The DFS had previously identified these deficiencies in 2020, and the cryptocurrency trading platform agreed to remedial efforts at that time. Nonetheless, the company’s compliance systems could not keep up with the “dramatic and unexpected” growth of its business in 2020 and 2021. By the end of that year, it was overwhelmed with a substantial backlog of more than 100,000 unreviewed transaction monitoring alerts (many of which were months old) and more than 14,000 customers requiring enhanced due diligence. These backlogs left the platform vulnerable to criminals and other bad actors.

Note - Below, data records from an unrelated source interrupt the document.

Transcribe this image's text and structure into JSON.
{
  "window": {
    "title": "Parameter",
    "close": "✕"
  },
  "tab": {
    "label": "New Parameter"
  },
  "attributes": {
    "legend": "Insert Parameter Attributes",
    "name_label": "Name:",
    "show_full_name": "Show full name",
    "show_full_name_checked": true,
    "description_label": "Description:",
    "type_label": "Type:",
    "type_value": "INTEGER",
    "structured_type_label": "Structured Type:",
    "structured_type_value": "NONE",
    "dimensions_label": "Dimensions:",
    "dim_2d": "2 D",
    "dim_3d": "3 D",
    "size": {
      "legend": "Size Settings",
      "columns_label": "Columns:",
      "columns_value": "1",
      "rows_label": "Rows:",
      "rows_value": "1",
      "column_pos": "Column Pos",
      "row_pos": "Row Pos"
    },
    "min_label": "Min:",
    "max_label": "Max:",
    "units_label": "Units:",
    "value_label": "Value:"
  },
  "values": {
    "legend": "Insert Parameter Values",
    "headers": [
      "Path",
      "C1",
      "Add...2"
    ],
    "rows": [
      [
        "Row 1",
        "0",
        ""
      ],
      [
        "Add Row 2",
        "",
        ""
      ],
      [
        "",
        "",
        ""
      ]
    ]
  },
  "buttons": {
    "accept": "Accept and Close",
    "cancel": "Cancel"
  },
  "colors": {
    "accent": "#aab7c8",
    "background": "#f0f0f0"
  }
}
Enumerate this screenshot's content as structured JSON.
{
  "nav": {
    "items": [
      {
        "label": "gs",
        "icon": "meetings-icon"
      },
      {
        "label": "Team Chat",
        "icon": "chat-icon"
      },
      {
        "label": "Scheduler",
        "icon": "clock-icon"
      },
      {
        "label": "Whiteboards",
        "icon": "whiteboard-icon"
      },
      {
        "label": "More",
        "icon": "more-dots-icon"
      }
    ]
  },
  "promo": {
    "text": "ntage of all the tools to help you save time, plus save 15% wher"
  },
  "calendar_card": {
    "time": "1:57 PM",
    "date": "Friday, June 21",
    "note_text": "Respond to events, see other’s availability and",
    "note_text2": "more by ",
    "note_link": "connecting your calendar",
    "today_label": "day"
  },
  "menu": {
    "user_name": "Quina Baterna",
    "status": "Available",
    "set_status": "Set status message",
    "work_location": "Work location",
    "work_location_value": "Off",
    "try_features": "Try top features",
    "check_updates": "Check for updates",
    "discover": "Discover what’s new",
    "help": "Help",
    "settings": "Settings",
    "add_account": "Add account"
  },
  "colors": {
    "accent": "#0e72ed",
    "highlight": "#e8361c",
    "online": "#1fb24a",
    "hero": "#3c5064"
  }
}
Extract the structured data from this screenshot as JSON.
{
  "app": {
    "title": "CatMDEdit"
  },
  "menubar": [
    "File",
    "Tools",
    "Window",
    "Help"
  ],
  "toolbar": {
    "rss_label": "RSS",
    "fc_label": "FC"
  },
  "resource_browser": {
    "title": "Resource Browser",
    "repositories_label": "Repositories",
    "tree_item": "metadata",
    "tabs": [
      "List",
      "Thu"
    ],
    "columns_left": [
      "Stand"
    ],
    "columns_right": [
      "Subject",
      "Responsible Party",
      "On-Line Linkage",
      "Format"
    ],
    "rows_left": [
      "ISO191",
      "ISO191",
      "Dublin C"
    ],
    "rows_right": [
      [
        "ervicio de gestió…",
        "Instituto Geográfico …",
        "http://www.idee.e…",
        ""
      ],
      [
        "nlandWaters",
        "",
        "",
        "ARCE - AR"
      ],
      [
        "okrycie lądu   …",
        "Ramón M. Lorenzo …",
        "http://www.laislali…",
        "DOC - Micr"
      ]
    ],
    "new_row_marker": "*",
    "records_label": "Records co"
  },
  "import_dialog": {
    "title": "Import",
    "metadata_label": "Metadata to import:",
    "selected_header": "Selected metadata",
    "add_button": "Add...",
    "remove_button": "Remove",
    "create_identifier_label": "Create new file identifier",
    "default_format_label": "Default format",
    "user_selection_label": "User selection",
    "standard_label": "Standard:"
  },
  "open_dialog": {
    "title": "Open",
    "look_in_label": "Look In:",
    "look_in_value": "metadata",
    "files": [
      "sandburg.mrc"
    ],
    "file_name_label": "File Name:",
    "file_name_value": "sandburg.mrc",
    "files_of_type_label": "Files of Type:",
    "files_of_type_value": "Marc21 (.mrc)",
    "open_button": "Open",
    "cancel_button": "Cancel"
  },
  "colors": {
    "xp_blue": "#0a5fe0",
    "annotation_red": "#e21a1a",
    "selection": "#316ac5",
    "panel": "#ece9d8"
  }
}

For example, because the platform failed to implement adequate KYC/CDD policies and procedures, one customer fraudulently claiming to be a corporate employee was able to transfer $150 million from the corporate bank account to the platform, convert the money into cryptocurrency, and then transfer the cryptocurrency off the platform. Additionally, the DFS has identified transactions on the platform that should have been stopped and reported to authorities for possible money laundering, suspected child sexual abuse material-related activity, and potential narcotics trafficking; but because the Transaction Monitoring System was inadequate, these transactions were not prevented nor reported.
Upon entering the consent order, DFS Superintendent Adrienne A. Harris said, “It is critical that all financial institutions safeguard their systems from bad actors, and the Department’s expectations with respect to consumer protection, cybersecurity, and anti-money laundering programs are just as stringent for cryptocurrency companies as they are for traditional financial services institutions.”